This post is for all the kids out there who think nursing school is right for them. Nursing needs smart students to become good nurses. I hear many stories about nurses who go to school and then quit because they can’t handle the work. There is a possibility it is not what you think it is. Do your research! Look up why you should become a nurse and why you should not become a nurse. You do not want to go to school and then not like the work. I’ve been an RN for 25 years, working on a hospital med/surg floor, at a doctor’s office/surgery center, OR, and hospice. Nursing is definitely not at all like those medical shows on TV. It is not Grey’s Anatomy.

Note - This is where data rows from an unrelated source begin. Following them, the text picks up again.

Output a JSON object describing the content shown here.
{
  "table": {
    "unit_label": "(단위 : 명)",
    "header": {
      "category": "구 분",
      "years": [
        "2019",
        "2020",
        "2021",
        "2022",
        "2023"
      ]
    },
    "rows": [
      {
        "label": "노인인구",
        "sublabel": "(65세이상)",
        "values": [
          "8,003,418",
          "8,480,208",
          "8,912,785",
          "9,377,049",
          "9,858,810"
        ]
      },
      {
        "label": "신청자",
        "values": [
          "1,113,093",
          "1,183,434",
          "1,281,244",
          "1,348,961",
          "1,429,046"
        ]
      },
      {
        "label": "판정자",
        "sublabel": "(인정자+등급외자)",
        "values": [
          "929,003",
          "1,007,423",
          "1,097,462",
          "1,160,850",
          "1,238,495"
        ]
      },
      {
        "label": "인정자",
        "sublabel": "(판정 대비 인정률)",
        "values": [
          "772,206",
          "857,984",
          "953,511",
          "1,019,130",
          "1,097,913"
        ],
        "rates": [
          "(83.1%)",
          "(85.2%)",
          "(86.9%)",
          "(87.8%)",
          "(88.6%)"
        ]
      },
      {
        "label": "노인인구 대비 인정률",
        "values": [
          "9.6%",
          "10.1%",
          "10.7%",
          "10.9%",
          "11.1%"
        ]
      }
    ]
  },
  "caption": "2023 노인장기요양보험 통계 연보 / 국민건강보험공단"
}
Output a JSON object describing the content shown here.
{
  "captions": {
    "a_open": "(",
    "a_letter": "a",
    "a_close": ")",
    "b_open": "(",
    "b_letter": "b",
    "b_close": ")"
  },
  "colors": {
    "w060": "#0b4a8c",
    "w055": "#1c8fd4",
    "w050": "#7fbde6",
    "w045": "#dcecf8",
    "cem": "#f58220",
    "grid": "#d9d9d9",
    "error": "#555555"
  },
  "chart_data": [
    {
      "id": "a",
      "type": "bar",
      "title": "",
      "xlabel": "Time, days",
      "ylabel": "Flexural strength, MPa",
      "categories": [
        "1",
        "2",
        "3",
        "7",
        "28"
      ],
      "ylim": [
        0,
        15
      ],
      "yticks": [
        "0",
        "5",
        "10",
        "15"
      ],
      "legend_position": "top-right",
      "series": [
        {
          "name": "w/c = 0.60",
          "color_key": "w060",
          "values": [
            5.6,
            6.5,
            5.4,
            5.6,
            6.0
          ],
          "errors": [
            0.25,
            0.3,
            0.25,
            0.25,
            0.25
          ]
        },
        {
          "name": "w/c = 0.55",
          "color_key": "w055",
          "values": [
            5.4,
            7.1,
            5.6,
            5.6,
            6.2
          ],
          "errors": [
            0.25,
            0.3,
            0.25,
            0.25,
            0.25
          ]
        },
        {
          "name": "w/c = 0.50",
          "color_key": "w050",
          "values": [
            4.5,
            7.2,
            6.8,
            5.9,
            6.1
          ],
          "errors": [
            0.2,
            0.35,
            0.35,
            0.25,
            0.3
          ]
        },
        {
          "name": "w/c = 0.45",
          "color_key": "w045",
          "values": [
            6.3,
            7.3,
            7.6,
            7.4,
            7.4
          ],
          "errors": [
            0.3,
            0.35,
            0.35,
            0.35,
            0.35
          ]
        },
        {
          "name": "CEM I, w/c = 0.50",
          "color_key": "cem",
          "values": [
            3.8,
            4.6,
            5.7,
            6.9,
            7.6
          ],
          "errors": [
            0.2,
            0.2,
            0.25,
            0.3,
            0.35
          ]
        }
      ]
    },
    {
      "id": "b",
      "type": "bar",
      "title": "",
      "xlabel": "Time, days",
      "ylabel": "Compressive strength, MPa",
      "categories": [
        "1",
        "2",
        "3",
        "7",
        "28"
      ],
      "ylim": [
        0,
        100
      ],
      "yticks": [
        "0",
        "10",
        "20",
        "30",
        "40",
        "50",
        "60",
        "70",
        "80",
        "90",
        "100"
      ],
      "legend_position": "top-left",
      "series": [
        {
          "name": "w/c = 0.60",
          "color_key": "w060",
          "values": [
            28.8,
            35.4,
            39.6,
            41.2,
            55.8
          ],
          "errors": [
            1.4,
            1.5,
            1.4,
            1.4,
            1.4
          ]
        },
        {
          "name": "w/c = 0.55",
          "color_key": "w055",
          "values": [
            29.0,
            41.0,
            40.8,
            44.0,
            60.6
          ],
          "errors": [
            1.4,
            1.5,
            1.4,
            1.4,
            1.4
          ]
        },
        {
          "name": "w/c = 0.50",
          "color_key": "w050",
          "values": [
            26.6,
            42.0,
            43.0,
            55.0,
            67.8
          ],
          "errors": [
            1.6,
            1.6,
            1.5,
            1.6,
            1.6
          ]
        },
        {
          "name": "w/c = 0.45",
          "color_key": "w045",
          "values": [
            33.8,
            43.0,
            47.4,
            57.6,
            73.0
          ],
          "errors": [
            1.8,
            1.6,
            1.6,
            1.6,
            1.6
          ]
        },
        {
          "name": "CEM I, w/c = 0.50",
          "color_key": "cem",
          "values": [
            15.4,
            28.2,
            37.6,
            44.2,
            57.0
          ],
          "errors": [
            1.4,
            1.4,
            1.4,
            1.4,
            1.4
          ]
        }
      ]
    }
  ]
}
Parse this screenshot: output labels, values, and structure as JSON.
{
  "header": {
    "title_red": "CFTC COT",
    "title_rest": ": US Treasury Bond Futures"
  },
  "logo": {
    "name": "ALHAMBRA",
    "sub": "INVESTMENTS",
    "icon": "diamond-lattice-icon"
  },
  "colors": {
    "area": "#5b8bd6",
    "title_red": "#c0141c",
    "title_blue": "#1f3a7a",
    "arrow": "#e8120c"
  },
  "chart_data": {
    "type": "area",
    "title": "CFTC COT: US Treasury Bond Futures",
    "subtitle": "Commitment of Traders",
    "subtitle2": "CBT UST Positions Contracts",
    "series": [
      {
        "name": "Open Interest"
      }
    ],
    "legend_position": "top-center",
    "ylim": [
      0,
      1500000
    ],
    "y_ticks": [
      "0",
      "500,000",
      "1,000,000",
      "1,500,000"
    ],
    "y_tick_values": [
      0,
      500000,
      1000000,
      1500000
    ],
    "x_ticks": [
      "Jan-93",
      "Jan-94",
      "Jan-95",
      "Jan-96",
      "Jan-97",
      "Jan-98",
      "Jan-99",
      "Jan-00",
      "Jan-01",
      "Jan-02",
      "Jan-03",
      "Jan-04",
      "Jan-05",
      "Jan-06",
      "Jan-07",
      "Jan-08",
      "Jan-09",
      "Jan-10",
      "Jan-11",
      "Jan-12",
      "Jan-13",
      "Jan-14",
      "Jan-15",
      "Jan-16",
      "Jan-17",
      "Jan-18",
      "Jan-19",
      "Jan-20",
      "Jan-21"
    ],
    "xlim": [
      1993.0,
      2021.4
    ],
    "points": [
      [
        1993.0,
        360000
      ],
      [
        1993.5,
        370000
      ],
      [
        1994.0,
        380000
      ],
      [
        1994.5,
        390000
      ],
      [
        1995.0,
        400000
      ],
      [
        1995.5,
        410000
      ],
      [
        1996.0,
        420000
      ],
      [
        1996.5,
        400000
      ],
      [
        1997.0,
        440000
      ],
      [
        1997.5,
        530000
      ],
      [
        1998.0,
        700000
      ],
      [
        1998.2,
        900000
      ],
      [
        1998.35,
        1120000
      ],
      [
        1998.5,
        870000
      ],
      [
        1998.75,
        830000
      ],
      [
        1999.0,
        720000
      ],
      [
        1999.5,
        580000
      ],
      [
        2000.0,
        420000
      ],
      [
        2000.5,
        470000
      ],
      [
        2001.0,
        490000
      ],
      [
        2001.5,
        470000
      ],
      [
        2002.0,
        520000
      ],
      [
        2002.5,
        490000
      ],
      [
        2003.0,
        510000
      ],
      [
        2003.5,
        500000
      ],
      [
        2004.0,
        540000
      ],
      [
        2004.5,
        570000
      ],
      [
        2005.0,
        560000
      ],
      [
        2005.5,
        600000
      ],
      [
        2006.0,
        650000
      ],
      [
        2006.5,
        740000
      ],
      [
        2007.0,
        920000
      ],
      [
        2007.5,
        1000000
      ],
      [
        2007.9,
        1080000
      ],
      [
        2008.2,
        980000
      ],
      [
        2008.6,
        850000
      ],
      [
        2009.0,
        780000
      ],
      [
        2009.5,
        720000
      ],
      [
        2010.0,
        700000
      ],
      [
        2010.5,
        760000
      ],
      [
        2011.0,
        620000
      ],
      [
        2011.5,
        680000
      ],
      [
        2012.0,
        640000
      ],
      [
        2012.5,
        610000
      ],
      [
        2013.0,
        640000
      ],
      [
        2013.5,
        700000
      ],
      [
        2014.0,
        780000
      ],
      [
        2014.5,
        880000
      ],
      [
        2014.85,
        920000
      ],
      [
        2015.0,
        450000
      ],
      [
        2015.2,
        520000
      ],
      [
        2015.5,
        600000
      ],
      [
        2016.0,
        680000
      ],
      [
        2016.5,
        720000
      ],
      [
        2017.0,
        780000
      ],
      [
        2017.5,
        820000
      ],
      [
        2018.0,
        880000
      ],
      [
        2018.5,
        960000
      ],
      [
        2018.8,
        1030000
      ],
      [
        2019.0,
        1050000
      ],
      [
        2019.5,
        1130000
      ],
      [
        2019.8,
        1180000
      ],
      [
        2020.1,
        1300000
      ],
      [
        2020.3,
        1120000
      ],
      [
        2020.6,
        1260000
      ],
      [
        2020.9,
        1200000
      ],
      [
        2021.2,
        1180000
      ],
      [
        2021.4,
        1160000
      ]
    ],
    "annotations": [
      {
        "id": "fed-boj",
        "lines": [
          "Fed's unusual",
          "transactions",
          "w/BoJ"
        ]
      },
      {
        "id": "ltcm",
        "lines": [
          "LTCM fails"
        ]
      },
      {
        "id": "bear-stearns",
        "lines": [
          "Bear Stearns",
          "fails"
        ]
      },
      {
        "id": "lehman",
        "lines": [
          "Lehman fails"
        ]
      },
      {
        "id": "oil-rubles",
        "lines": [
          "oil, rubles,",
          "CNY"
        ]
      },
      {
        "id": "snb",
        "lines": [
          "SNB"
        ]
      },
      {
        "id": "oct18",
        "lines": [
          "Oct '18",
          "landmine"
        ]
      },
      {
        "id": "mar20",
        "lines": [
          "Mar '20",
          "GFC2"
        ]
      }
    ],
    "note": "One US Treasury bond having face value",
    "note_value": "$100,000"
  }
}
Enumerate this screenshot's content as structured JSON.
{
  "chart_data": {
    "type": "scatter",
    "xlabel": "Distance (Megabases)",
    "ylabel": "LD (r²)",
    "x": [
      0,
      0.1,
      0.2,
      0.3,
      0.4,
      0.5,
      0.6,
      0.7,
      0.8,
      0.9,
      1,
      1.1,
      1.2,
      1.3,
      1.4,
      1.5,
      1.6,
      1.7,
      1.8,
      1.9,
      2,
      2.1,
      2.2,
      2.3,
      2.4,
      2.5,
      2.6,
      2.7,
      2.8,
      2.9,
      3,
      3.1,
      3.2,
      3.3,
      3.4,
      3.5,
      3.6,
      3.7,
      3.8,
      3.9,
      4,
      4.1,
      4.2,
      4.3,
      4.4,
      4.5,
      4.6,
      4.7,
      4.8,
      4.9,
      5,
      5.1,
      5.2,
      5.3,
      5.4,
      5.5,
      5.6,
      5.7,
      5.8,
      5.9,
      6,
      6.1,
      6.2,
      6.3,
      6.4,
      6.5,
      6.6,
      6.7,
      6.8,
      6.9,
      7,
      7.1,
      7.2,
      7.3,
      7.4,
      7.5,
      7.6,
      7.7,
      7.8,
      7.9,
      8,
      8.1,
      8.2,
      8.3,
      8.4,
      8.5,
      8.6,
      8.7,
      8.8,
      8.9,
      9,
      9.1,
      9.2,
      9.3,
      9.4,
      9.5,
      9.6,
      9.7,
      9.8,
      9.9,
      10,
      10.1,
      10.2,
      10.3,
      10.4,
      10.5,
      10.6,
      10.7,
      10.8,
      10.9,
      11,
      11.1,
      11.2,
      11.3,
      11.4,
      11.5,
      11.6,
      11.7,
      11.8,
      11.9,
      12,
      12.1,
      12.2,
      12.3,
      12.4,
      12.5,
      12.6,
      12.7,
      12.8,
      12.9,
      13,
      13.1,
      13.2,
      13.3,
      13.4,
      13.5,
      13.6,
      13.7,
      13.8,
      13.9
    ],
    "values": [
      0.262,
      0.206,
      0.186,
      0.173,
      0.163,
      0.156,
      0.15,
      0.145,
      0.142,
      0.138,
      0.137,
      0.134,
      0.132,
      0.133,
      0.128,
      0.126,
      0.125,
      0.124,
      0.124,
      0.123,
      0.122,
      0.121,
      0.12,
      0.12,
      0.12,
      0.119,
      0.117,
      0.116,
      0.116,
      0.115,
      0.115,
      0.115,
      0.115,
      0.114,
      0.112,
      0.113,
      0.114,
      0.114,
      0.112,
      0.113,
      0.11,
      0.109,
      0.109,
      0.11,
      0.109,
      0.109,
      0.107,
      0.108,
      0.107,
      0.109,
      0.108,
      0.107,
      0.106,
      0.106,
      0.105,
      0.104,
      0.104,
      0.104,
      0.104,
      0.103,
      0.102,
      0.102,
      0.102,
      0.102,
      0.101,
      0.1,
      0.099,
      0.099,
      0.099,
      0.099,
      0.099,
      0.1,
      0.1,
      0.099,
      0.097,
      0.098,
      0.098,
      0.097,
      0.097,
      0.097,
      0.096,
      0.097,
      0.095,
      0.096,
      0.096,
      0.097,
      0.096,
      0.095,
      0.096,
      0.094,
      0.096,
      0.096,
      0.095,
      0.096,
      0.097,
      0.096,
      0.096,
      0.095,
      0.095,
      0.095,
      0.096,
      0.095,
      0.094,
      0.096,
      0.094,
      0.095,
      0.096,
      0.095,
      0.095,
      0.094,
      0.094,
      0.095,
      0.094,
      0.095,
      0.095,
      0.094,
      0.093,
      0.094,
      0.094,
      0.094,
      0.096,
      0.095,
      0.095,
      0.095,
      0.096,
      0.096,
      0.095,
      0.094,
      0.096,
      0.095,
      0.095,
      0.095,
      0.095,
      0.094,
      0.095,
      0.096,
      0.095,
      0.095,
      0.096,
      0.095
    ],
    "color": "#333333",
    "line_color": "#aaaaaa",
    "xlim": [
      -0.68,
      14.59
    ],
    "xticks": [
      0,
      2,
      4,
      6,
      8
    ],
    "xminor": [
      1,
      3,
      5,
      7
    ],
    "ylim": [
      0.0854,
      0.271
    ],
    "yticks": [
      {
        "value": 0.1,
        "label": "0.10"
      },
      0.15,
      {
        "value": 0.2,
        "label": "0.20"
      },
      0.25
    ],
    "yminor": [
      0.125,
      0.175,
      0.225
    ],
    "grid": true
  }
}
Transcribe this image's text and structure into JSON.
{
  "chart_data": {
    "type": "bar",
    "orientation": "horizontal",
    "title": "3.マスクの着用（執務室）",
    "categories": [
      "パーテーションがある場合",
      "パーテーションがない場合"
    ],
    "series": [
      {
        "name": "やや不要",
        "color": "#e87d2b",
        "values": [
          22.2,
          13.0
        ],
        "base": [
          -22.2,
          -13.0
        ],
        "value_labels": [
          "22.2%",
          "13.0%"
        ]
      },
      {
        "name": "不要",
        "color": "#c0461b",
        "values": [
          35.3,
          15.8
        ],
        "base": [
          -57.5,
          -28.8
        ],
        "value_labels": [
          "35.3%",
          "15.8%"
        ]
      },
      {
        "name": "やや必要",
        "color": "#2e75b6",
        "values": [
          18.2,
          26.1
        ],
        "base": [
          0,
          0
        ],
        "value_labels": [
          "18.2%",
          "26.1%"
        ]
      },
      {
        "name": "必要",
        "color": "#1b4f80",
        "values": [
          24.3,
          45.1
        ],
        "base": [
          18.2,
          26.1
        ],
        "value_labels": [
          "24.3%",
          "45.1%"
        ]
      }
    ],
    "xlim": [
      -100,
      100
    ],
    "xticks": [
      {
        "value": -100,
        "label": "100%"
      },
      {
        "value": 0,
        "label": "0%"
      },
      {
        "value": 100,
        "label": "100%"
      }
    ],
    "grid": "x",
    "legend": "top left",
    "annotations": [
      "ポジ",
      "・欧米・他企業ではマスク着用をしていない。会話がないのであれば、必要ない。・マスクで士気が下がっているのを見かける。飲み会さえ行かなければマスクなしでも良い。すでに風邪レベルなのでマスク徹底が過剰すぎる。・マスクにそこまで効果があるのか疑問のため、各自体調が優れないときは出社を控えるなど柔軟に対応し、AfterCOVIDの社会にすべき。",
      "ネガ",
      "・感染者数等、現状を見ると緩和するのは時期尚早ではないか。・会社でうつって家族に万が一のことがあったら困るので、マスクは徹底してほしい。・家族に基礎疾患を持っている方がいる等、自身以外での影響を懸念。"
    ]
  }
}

It is very hard, it is extremely messy, and it is mentally/physically draining. “Helping people” is only a part of it–you have to NOT care if you get throw up or poop on your scrubs or shoes (there are many poop-related things a nurse does regularly), get yelled at by patients, their family members, or doctors, don’t have time for a bathroom break for hours, have to run around all shift (no time for sitting), constantly (chronically) short-staffed (which means you have to do more than your share of work), always be ready for an emergency, work on weekends, nights, Christmas Eve and morning, Thanksgiving, Easter, your birthday, etc. It is the opposite of what many kids think it is. But there is great satisfaction in it sometimes, and you do get to help people. You can sometimes make a big difference in someone’s life! The bottom line is nurses have to be tough. If you want to deal with many of the above things on a daily basis, then nursing is for you! If not, look at another way of helping people; there are many other ways you can do that that don’t involve poop.
This is a beautiful and potent post.
I will add one tiny point-
If you think you want to be a nurse because you want to be standing at the door waving goodbye to a cute kid who is going home after weeks of care for a chronic condition, and the one to bring the patient’s family the happy news that Mom is getting discharged, and the one who waves goodbye to the parents going home with a newborn baby after 4 tough years of fertility treatments… know that you will also be the one telling an addict that they can’t get admitted to be put on a morphine drip for “a painful shoulder”, the one ushering the parents into the room to say goodbye to their 5 year old on life support, and the one dressing the ulcerated wounds of a homeless woman who hasn’t bathed in a month who won’t say “thank you, you saved my life” or even make eye contact with you.
I know a lot of young would-be nurses who have something of a hero complex-- and forget that medicine has bad outcomes, deals with people who smell, and sometimes involve patching up a suicide attempt so that person can go home and try again with renewed vigor.